The politics of market mechanisms suck

OPINION: Australia must bring electricity prices under control and reduce carbon emissions. With the NEG in tatters, Labor needs to design a new pathway to deliver these aims. One thing that should overwhelmingly guide these deliberations is that the politics of market mechanisms to reduce emissions in the electricity sector suck. And not just a bit, lots.

 

The National Energy Guarantee was the latest in a line of proposed market mechanisms to reduce emissions in the electricity system: the CPRS, the ETS, the CET, the NEG. The NEG’s pathway to oblivion played out some well-established tropes in Australian energy politics, which should help Labor set is path going forward.

Lesson one, market mechanisms lose the public. I was one of those during the Rudd-Gillard years who was desperately worried about climate change and its impacts on my kids, but as a civilian in the climate wars, I got lost before the CPRS was birthed and strangled, and again with the ETS’ journey down the same path.

These days I follow the insiders’ journey through the dark corridors of mechanism design but I watched my partner lose the thread and with it his trust in the whole thing. The squabble over details feeds the electorate's natural suspicion about business and politics and their tendency towards self serving. This is fuelled by their increasing distrust of markets as a pathway to solve problems in the public interest.  After all, we punters know it’s about building some renewable power and making sure we have back up for when the wind doesn’t blow and the sun doesn’t shine. How hard can that be?

As happened during the Rudd-Gillard years, there is no better way to squander public support than a complex market mechanism.

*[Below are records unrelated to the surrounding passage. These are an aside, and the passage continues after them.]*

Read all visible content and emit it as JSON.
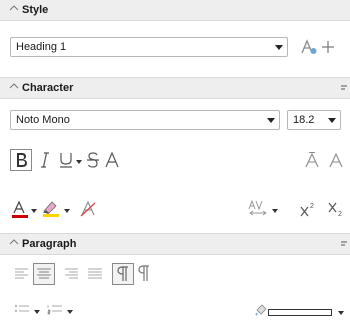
{
  "sections": {
    "style": {
      "title": "Style"
    },
    "character": {
      "title": "Character"
    },
    "paragraph": {
      "title": "Paragraph"
    }
  },
  "style": {
    "paragraph_style": "Heading 1"
  },
  "character": {
    "font_name": "Noto Mono",
    "font_size": "18.2"
  },
  "colors": {
    "font_color": "#cc0000",
    "highlight": "#ffd200",
    "border_color": "#ffffff"
  }
}
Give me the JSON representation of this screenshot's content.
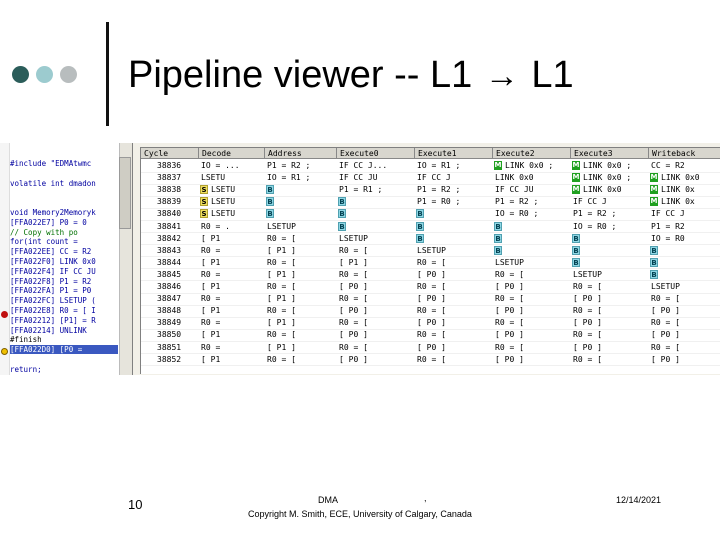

Lesson two is a mirror of one and sits in Tony Abbott’s attempt to destroy the Renewable Energy Target (RET). The community were unfussed about the destruction of the carbon price, but we knew the Renewable Energy Target was a good thing. Abbott managed to down-grade but not destroy the RET because of this.  It was the electorate’s defence of the RET that was essential to Labor Environment Action Network’s campaign to have Labor re-commit to robust climate policy. As Labor reeled from the 2013 loss, climate policy was vulnerable but the RET debate revealed that while the public were ambivalent about market mumbo jumbo, they actively supported building renewable energy.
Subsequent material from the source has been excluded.